Variable interpolation or indirection for instance attributes

Mike Meyer mwm at mired.org
Wed Feb 19 17:26:48 EST 2003


google at moodring.com (Rich) writes:

> Not trying to do anything evil or weird ... just a parallel to what I
> would do in Perl with:

Ah, but trying to write Perl in Python *is* weird, and maybe even
evil. Not because there's anything wrong with writing Perl, but
because Python isn't Perl.

> sub initialize {
>   my $self     = shift;    
>   my %address  = @_;         
> 
>   my @addresskeys   = qw ( Street City State Zip );
>   map { $self->{$_} = $address{$_} }  @addresskeys;
> }

I think the pythonic way to do that is:

        def __init__(self, street, city, state, zip):
            self.Street, self.City, self.State, self.Zip = street, city, state, zip

Others may well disagree.
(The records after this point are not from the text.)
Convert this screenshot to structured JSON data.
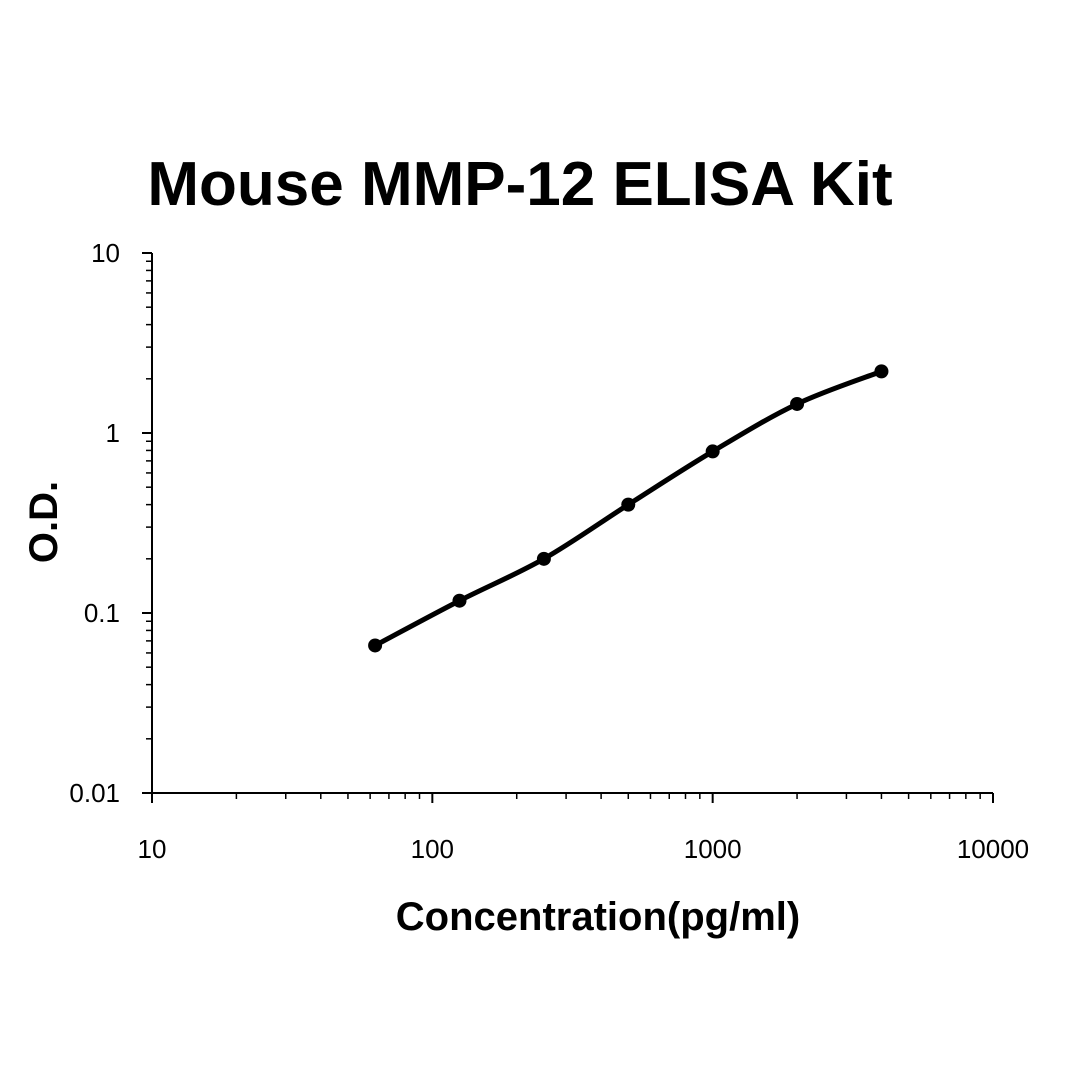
{
  "chart_data": {
    "type": "line",
    "title": "Mouse MMP-12 ELISA Kit",
    "xlabel": "Concentration(pg/ml)",
    "ylabel": "O.D.",
    "x_scale": "log",
    "y_scale": "log",
    "xlim": [
      10,
      10000
    ],
    "ylim": [
      0.01,
      10
    ],
    "x_ticks": [
      "10",
      "100",
      "1000",
      "10000"
    ],
    "y_ticks": [
      "0.01",
      "0.1",
      "1",
      "10"
    ],
    "grid": false,
    "legend": "none",
    "series": [
      {
        "x": [
          62.5,
          125,
          250,
          500,
          1000,
          2000,
          4000
        ],
        "y": [
          0.066,
          0.117,
          0.2,
          0.4,
          0.79,
          1.45,
          2.2
        ]
      }
    ]
  }
}
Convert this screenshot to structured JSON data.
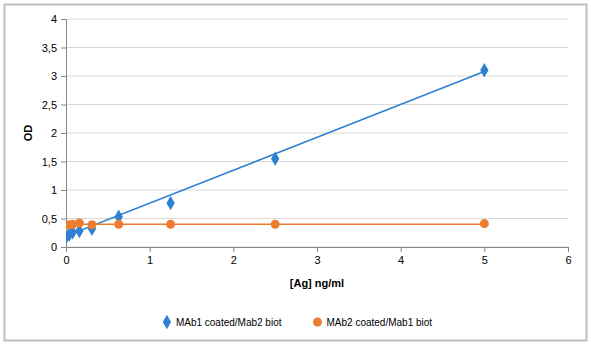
{
  "chart_data": {
    "type": "scatter",
    "x_label": "[Ag] ng/ml",
    "y_label": "OD",
    "x": [
      0,
      0.04,
      0.08,
      0.16,
      0.31,
      0.63,
      1.25,
      2.5,
      5
    ],
    "series": [
      {
        "name": "MAb1 coated/Mab2 biot",
        "color": "#2f80d1",
        "marker": "diamond",
        "line_style": "solid",
        "values": [
          0.17,
          0.22,
          0.26,
          0.28,
          0.32,
          0.53,
          0.77,
          1.55,
          3.1
        ],
        "trendline": {
          "x": [
            0,
            5
          ],
          "values": [
            0.19,
            3.08
          ]
        }
      },
      {
        "name": "MAb2 coated/Mab1 biot",
        "color": "#ed7d31",
        "marker": "circle",
        "line_style": "solid",
        "values": [
          0.38,
          0.39,
          0.4,
          0.42,
          0.39,
          0.4,
          0.4,
          0.4,
          0.41
        ],
        "trendline": {
          "x": [
            0,
            5
          ],
          "values": [
            0.4,
            0.4
          ]
        }
      }
    ],
    "xlim": [
      0,
      6
    ],
    "xticks": [
      0,
      1,
      2,
      3,
      4,
      5,
      6
    ],
    "ylim": [
      0,
      4
    ],
    "yticks": [
      0,
      {
        "value": 0.5,
        "label": "0,5"
      },
      1,
      {
        "value": 1.5,
        "label": "1,5"
      },
      2,
      {
        "value": 2.5,
        "label": "2,5"
      },
      3,
      {
        "value": 3.5,
        "label": "3,5"
      },
      4
    ],
    "grid": true,
    "legend": "bottom"
  }
}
For instance, you can collect all the
arguments in a list, which gets you closer to what you wrote:

        def __init__(self, *address) self.Street, self.City,
            self.State, self.Zip = address

But then when someone puts in the wrong number of arguments, you get
an exception at the assignment instead of at the function call. I
prefer the former, even though it is more verbose. Given the nature of
Perl, I suspect you didn't get an error at all in perl, but instead
got default values. You can mimic that with keyword arguments.